With the release of the Kimi Linear LLM last week, we can definitely see that efficient, linear attention variants have seen a resurgence in recent months. Here's a brief summary of what happened. First, linear attention variants have been around for a long time, and I remember seeing tons of papers in the 2020s. I don't want to dwell too long on these older attempts. But the bottom line was that they reduced both time and memory complexity from O(n^2) to O(n) to making attention much more efficient for long sequences. However, they never really gained traction as they degraded the model accuracy, and I have never really seen one of these variants applied in an open-weight state-of-the-art LLM. In the second half of this year, there was a bit of a revival of linear attention variants.
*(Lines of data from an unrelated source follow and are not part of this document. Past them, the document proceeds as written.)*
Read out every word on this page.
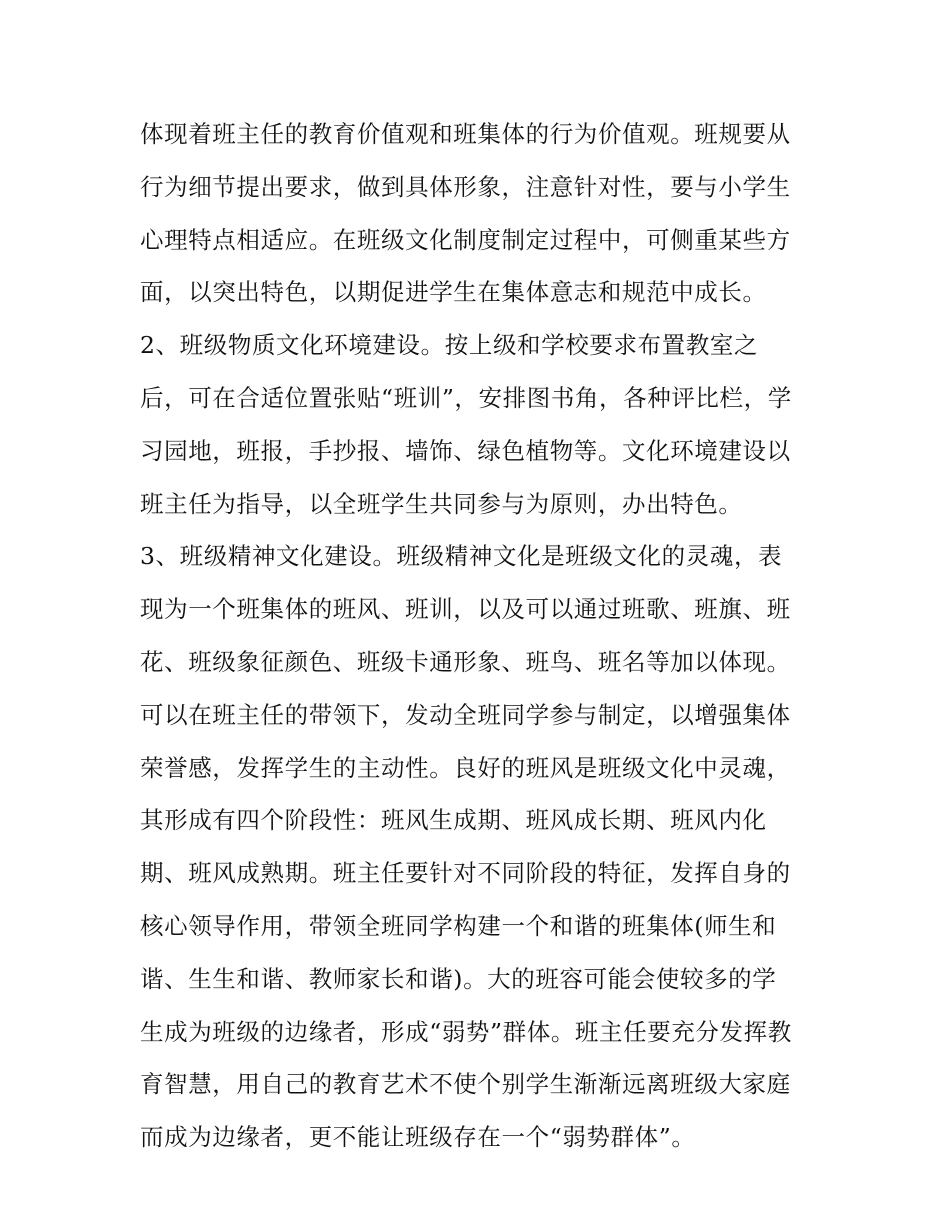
体现着班主任的教育价值观和班集体的行为价值观。班规要从
行为细节提出要求，做到具体形象，注意针对性，要与小学生
心理特点相适应。在班级文化制度制定过程中，可侧重某些方
面，以突出特色，以期促进学生在集体意志和规范中成长。
2、班级物质文化环境建设。按上级和学校要求布置教室之
后，可在合适位置张贴“班训”，安排图书角，各种评比栏，学
习园地，班报，手抄报、墙饰、绿色植物等。文化环境建设以
班主任为指导，以全班学生共同参与为原则，办出特色。
3、班级精神文化建设。班级精神文化是班级文化的灵魂，表
现为一个班集体的班风、班训，以及可以通过班歌、班旗、班
花、班级象征颜色、班级卡通形象、班鸟、班名等加以体现。
可以在班主任的带领下，发动全班同学参与制定，以增强集体
荣誉感，发挥学生的主动性。良好的班风是班级文化中灵魂，
其形成有四个阶段性：班风生成期、班风成长期、班风内化
期、班风成熟期。班主任要针对不同阶段的特征，发挥自身的
核心领导作用，带领全班同学构建一个和谐的班集体(师生和
谐、生生和谐、教师家长和谐)。大的班容可能会使较多的学
生成为班级的边缘者，形成“弱势”群体。班主任要充分发挥教
育智慧，用自己的教育艺术不使个别学生渐渐远离班级大家庭
而成为边缘者，更不能让班级存在一个“弱势群体”。
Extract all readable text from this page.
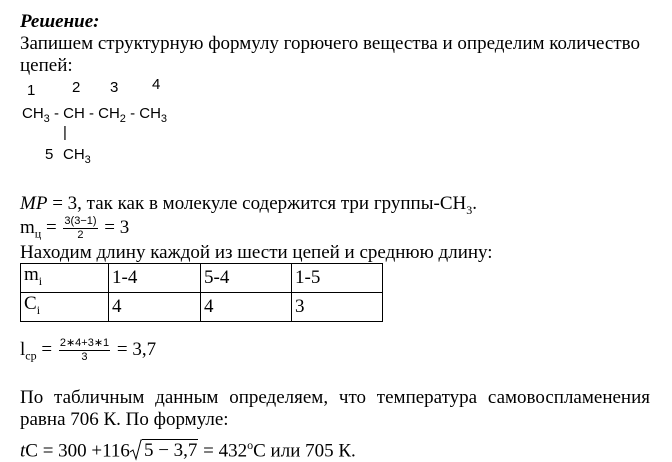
Решение:
Запишем структурную формулу горючего вещества и определим количество
цепей:
1 2 3 4
$CH_3$ - CH - $CH_2 - CH_3$
|
5 $CH_3$
MP = 3, так как в молекуле содержится три группы-$CH_3$.
$m_ц = \frac{3(3-1)}{2} = 3$
Находим длину каждой из шести цепей и среднюю длину:
$m_i$	1-4	5-4	1-5
$C_i$	4	4	3
$l_{ср} = \frac{2∗4+3∗1}{3} = 3,7$
По табличным данным определяем, что температура самовоспламенения
равна 706 К. По формуле:
tC = 300 +116 $5 - 3,7 = 432^оС$ или 705 К.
The first notable model was MiniMax-M1 with lightning attention, a 456B parameter mixture-of-experts (MoE) model with 46B active parameters, which came out back in June. Then, in August, the Qwen3 team followed up with Qwen3-Next, which I discussed in more detail above. Then, in September, the DeepSeek Team announced DeepSeek V3.2 with sparse attention. All three models (MiniMax-M1, Qwen3-Next, DeepSeek V3.2) replace the traditional quadratic attention variants in most or all of their layers with efficient linear variants. (DeepSeek's sparse attention it's not strictly linear but still subquadratic). Interestingly, there was a recent plot twist, where the MiniMax team released their new 230B parameter M2 model (discussed in section 13) without linear attention, going back to regular attention. The team stated that linear attention is tricky in production LLMs. It seemed to work fine with regular prompts, but it had pure accuracy in reasoning and multi-turn tasks, which are not only important for regular chat sessions but also agentic applications. This could have been a turning point where linear attention may not be worth pursuing after all. However, it gets more interesting....

With the release of the Kimi Linear LLM last week, we can definitely see that efficient, linear attention variants have seen a resurgence in recent mo...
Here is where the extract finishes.